OrganOx, whose technology sustains donated organs using blood at normal body temperatures, has sold shares to the US venture capital firm HealthQuest Capital and three other new investors, as well as its existing backers BGF and Lauxera Capital Partners.

The terms of the deal have not been disclosed. Oern Stuge, OrganOx’s non-executive chairman and a former senior executive at the medical devices manufacturer Medtronic, said the company could see significant opportunities for further growth. “Organ disease and failure represent a large unmet need in healthcare,” he said.

According to its latest available accounts, OrganOx made pre-tax profits of £3.4 million in the last eight months of 2023, before receiving a £5.2 million tax credit, on revenues of £19.8 million.
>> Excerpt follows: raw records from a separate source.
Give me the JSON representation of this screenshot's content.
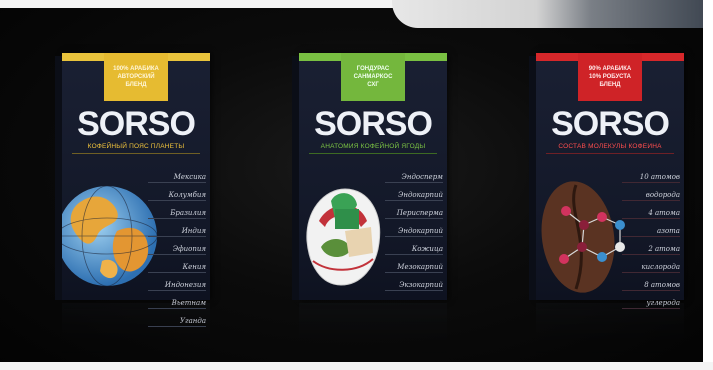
{
  "boxes": [
    {
      "tag": [
        "100% АРАБИКА",
        "АВТОРСКИЙ",
        "БЛЕНД"
      ],
      "brand": "SORSO",
      "subtitle": "КОФЕЙНЫЙ ПОЯС ПЛАНЕТЫ",
      "accent": "#e9c33c",
      "illustration": "globe",
      "script": [
        "Мексика",
        "Колумбия",
        "Бразилия",
        "Индия",
        "Эфиопия",
        "Кения",
        "Индонезия",
        "Вьетнам",
        "Уганда"
      ]
    },
    {
      "tag": [
        "ГОНДУРАС",
        "САНМАРКОС",
        "СХГ"
      ],
      "brand": "SORSO",
      "subtitle": "АНАТОМИЯ КОФЕЙНОЙ ЯГОДЫ",
      "accent": "#79c042",
      "illustration": "coffee-cherry",
      "script": [
        "Эндосперм",
        "Эндокарпий",
        "Перисперма",
        "Эндокарпий",
        "Кожица",
        "Мезокарпий",
        "Экзокарпий"
      ]
    },
    {
      "tag": [
        "90% АРАБИКА",
        "10% РОБУСТА",
        "БЛЕНД"
      ],
      "brand": "SORSO",
      "subtitle": "СОСТАВ МОЛЕКУЛЫ КОФЕИНА",
      "accent": "#d6272a",
      "illustration": "caffeine-molecule",
      "script": [
        "10 атомов",
        "водорода",
        "4 атома",
        "азота",
        "2 атома",
        "кислорода",
        "8 атомов",
        "углерода"
      ]
    }
  ]
}
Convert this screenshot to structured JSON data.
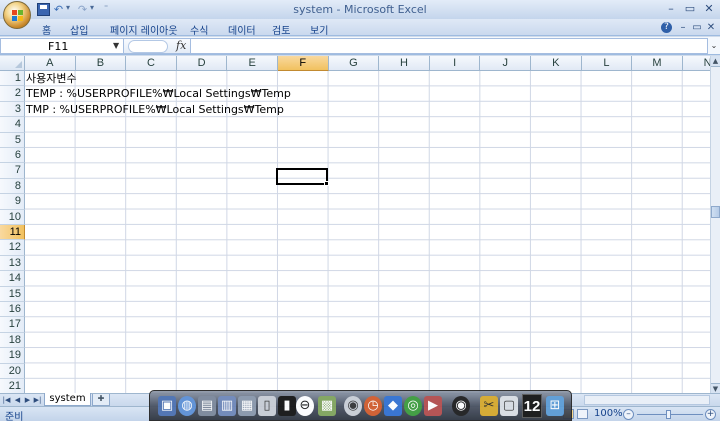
{
  "window": {
    "title": "system - Microsoft Excel",
    "minimize": "–",
    "restore": "▭",
    "close": "✕"
  },
  "ribbon": {
    "tabs": [
      "홈",
      "삽입",
      "페이지 레이아웃",
      "수식",
      "데이터",
      "검토",
      "보기"
    ],
    "help": "?",
    "min": "–",
    "restore": "▭",
    "close": "✕"
  },
  "formula_bar": {
    "name_box": "F11",
    "fx": "fx",
    "content": ""
  },
  "sheet": {
    "columns": [
      "A",
      "B",
      "C",
      "D",
      "E",
      "F",
      "G",
      "H",
      "I",
      "J",
      "K",
      "L",
      "M",
      "N"
    ],
    "rows": [
      "1",
      "2",
      "3",
      "4",
      "5",
      "6",
      "7",
      "8",
      "9",
      "10",
      "11",
      "12",
      "13",
      "14",
      "15",
      "16",
      "17",
      "18",
      "19",
      "20",
      "21"
    ],
    "selected_column": "F",
    "selected_row": "11",
    "cells": {
      "A1": "사용자변수",
      "A2": "TEMP : %USERPROFILE%₩Local Settings₩Temp",
      "A3": "TMP  : %USERPROFILE%₩Local Settings₩Temp"
    },
    "tab_name": "system"
  },
  "status": {
    "ready": "준비",
    "zoom": "100%"
  },
  "dock": {
    "clock_badge": "12"
  },
  "colors": {
    "accent": "#15428b",
    "selection": "#f1c15f",
    "gridline": "#d0d7e5"
  }
}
OrganOx said it had only reported eight months of trading as it had changed its financial year end to position it better “for a potential public listing in the future”. It is understood that the company achieved sales of around £55 million in 2024.

The devices made by OrganOx, which has offices in Oxford and Madison, New Jersey, are based on technology invented by Peter Friend, professor of transplantation at Oxford University, and further developed by Constantin Coussios, professor of biomedical engineering at the university.

They set up the company in 2008, produced its first prototype in 2014 and secured approval from the Food and Drug Administration, the American public health regulator, in 2021. The technology has been used in more than 5,000 transplant operations.

Since 2017 Craig Marshall, a former Siemens senior executive, has led the company. It has clinical trials planned for new devices to support kidney transplants as well as the use of genetically engineered pig livers in patients with acute liver failure.

BGF, a UK investor backed by five of the main banks, is the largest single institutional shareholder in the company, having invested £34.5 million across six rounds of investment since 2019.

Tim Rea, BGF’s co-head of early stage company investment, said OrganOx’s performance had been “tremendous” and showed what could be achieved with medical expertise in the UK if those ideas were backed with sufficient capital.

He added: “There is a critical lack of informed support for early-stage businesses generally and the gap is particularly acute in categories like medtech, where it is hard to name a single specialist investor in the UK. If we want to see more companies in the government’s key industrial sectors thrive, this is the funding gap that must be addressed.”